# Winged devils on Gates



## yesimapirate (Oct 18, 2010)

With the water levels hovering around the same level, wondering what the evil blood suckers are looking like. Anyone care to share from last couple days?


----------



## Roddy (Sep 8, 2011)

Bugs were bad at Lodore ranger station. The sand bar at the ramp has receded so no moon cart or water culvert tubes were necessary or available. Some bugs at Island Park camp, but not as a bad as expected, put in was much worse. We took off 7/2.


----------



## Riverwild (Jun 19, 2015)

Roddy said:


> Bugs were bad at Lodore ranger station. The sand bar at the ramp has receded so no moon cart or water culvert tubes were necessary or available. Some bugs at Island Park camp, but not as a bad as expected, put in was much worse. We took off 7/2.


Interesting about the sand bar. Good to know. Thanks.


----------



## yesimapirate (Oct 18, 2010)

Thanks Roddy. Now, if they'd only open up that water faucet a little more.


----------



## Nubie Jon (Dec 19, 2017)

When are you putting on? We put in on 21 July.


----------



## yesimapirate (Oct 18, 2010)

15th for us.


----------



## Roddy (Sep 8, 2011)

Just to clarify, there is still a small schlep over some sand and the put in, probably 20 feet, but no where near what it has been in the past.


----------



## MontanaLaz (Feb 15, 2018)

Thanks for the Beta, we are launching on Friday!


----------



## Riverwild (Jun 19, 2015)

Roddy said:


> Just to clarify, there is still a small schlep over some sand and the put in, probably 20 feet, but no where near what it has been in the past.

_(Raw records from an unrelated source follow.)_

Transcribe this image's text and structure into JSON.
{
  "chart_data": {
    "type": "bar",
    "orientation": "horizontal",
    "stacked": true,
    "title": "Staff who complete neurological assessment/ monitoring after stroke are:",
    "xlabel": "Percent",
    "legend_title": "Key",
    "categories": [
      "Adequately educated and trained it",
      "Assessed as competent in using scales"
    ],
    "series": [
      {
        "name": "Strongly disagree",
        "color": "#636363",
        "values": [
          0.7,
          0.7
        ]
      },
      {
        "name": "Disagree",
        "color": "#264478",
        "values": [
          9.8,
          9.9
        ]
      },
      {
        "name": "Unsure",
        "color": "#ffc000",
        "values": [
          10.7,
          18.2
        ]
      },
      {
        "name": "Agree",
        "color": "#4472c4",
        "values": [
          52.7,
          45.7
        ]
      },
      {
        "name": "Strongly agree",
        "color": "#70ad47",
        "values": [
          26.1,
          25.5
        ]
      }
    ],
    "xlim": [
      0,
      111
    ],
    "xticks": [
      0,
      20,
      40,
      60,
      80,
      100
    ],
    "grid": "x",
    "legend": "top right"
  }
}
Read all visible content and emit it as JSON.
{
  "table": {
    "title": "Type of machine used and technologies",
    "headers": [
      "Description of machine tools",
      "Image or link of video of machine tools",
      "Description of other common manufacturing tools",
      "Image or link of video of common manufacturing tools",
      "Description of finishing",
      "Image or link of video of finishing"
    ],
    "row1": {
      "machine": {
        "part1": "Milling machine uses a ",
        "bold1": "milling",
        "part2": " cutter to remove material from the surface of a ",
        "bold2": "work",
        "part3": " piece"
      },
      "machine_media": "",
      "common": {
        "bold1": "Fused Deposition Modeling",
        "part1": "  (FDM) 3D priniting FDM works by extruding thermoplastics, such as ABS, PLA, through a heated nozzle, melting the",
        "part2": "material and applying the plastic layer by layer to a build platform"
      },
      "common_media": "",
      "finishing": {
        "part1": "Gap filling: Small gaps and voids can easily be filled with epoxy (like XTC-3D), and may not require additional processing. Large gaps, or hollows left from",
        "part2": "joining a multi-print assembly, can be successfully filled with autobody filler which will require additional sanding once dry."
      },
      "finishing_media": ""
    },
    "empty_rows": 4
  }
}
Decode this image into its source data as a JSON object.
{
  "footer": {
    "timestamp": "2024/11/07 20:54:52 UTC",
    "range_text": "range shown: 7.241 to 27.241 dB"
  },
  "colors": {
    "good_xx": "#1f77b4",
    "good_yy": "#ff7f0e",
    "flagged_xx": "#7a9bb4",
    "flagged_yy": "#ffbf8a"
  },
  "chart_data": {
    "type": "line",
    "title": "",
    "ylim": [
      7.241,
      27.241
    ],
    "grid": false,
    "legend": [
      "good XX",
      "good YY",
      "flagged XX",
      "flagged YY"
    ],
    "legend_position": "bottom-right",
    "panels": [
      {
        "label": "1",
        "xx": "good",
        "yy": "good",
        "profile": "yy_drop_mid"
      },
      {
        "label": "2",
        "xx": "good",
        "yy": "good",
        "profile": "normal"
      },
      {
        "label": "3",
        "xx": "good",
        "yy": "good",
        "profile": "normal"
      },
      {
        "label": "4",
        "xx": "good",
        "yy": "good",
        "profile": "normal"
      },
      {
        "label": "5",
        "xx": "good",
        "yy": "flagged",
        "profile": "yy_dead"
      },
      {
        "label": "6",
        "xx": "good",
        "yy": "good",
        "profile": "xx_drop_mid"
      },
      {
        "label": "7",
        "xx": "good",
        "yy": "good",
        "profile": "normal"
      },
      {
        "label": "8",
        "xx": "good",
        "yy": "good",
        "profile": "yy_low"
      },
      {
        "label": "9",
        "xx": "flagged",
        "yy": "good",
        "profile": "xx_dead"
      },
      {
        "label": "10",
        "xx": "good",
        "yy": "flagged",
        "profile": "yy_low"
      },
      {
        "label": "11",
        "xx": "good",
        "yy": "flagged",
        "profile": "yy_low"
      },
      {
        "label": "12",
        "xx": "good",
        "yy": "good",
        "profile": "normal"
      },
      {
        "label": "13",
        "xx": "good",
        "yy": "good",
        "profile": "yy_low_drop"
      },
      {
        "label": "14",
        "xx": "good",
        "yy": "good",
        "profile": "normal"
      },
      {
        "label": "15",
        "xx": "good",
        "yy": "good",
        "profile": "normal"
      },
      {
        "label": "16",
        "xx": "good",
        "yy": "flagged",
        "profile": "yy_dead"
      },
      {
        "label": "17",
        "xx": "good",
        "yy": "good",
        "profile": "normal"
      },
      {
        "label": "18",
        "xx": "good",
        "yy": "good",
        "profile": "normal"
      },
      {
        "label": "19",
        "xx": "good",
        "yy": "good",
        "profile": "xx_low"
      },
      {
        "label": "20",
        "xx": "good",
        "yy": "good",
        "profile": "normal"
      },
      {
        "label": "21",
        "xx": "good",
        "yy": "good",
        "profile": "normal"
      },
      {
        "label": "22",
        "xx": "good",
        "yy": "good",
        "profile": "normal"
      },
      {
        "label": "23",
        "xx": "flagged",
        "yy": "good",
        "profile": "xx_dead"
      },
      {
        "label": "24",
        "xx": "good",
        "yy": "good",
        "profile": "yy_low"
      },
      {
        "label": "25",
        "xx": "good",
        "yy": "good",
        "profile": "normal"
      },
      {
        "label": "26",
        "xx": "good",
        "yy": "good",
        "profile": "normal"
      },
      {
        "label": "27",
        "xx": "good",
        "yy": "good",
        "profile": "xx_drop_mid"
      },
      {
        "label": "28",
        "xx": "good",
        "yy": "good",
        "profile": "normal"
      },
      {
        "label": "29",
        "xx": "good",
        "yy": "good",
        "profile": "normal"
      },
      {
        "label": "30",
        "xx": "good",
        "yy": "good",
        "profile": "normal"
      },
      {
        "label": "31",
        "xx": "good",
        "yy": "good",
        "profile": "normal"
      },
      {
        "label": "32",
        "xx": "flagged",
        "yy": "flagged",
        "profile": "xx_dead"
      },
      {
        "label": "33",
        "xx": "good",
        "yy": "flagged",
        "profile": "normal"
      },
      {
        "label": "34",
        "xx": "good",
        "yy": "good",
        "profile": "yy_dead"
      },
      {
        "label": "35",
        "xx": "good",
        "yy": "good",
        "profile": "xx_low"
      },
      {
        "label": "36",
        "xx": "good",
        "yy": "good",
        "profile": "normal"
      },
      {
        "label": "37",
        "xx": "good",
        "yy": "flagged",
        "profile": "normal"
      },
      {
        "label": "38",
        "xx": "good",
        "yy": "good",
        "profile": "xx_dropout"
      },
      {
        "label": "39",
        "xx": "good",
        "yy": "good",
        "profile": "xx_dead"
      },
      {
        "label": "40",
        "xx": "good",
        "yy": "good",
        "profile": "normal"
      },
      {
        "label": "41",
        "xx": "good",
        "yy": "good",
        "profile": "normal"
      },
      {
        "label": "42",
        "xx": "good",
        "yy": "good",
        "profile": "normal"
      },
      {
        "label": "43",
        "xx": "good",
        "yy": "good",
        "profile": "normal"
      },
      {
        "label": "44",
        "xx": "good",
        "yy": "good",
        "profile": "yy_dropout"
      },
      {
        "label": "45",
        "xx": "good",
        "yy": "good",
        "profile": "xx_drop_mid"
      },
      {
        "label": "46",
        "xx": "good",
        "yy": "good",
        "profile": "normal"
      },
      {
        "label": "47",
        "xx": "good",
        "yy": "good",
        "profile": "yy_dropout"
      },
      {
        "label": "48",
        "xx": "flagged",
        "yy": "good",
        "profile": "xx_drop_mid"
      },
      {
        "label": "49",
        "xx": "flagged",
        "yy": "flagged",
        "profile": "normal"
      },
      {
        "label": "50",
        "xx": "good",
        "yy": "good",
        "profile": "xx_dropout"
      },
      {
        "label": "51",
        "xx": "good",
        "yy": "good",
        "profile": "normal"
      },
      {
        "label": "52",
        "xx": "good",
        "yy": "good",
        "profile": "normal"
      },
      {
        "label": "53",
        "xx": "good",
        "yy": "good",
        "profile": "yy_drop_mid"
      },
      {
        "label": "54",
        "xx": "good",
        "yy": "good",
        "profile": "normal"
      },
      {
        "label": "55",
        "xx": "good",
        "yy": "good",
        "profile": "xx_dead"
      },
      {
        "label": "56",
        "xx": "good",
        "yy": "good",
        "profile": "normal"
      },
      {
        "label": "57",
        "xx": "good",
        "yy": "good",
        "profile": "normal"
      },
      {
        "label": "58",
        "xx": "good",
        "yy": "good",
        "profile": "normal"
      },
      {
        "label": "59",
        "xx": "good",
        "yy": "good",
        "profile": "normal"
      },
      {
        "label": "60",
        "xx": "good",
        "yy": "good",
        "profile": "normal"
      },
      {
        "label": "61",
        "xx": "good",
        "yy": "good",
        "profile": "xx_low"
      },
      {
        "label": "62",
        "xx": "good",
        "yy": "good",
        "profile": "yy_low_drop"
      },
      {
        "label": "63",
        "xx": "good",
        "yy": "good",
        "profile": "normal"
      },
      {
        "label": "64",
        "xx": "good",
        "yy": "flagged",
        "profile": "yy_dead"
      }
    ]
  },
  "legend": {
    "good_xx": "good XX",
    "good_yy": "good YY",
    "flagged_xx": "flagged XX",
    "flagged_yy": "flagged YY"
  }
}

Thanks. We've used the cart in the past, but I think it had some issues with sand getting into the wheel bearings (go figure). We've also been fine driving trucks right down to the water although the NPS didn't really seem to like that very much. Said they wouldn't be responsible for pulling us out, which I get. I'm sure they have had to deal with stuck vehicles before. I'll be there in August, Can't Wait!


----------



## Nubie Jon (Dec 19, 2017)

Montana Laz any beta from your trip?


----------



## panicman (Apr 7, 2005)

Launched the 12th and took off the 16th. Very few skeeters at put in. Was amazed. Last camp was Island park and it was hot but really no skeeters. Few biting flys but tolerable.


----------



## MontanaLaz (Feb 15, 2018)

I got chewed up pretty good at the launch while rigging around sunset, but only some biting flies after that. We got our trailers pretty close to the water and it was no big deal getting them the last few feet into the river. I got all four tires in the sand and would have gotten stuck if I had spun the tires. The ranger was really great but did want to see everything. The water level dropped every night so watch out of you pull your boat way up on the rocks when you get to camp. The only place it was an issue for us was at Jones Hole 2. We got blasted by wind at Big Island but it died down around sunset as usual. Hell's was super forgiving at this level but get center/center left after Lucifer.


----------



## Nubie Jon (Dec 19, 2017)

Hey thanks guys! We pull out in about 30 minutes..... and launch in the morning!


----------



## yesimapirate (Oct 18, 2010)

The winged blood suckers were present at the put in, but not severe. Few enough I could've probably given them jerseys and called them a soccer team. I didn't wear bug prevention after our first camp. As stated above, sand at the boat ramp was kinda odd compared to prior years. Volunteer/Ranger was great. Jones Hole definitely has skunks. I recall several of our party mentioning how the evil W was like clockwork. Right about 2pm batten down all hatches and prepare for white caps and a sand blasting.


----------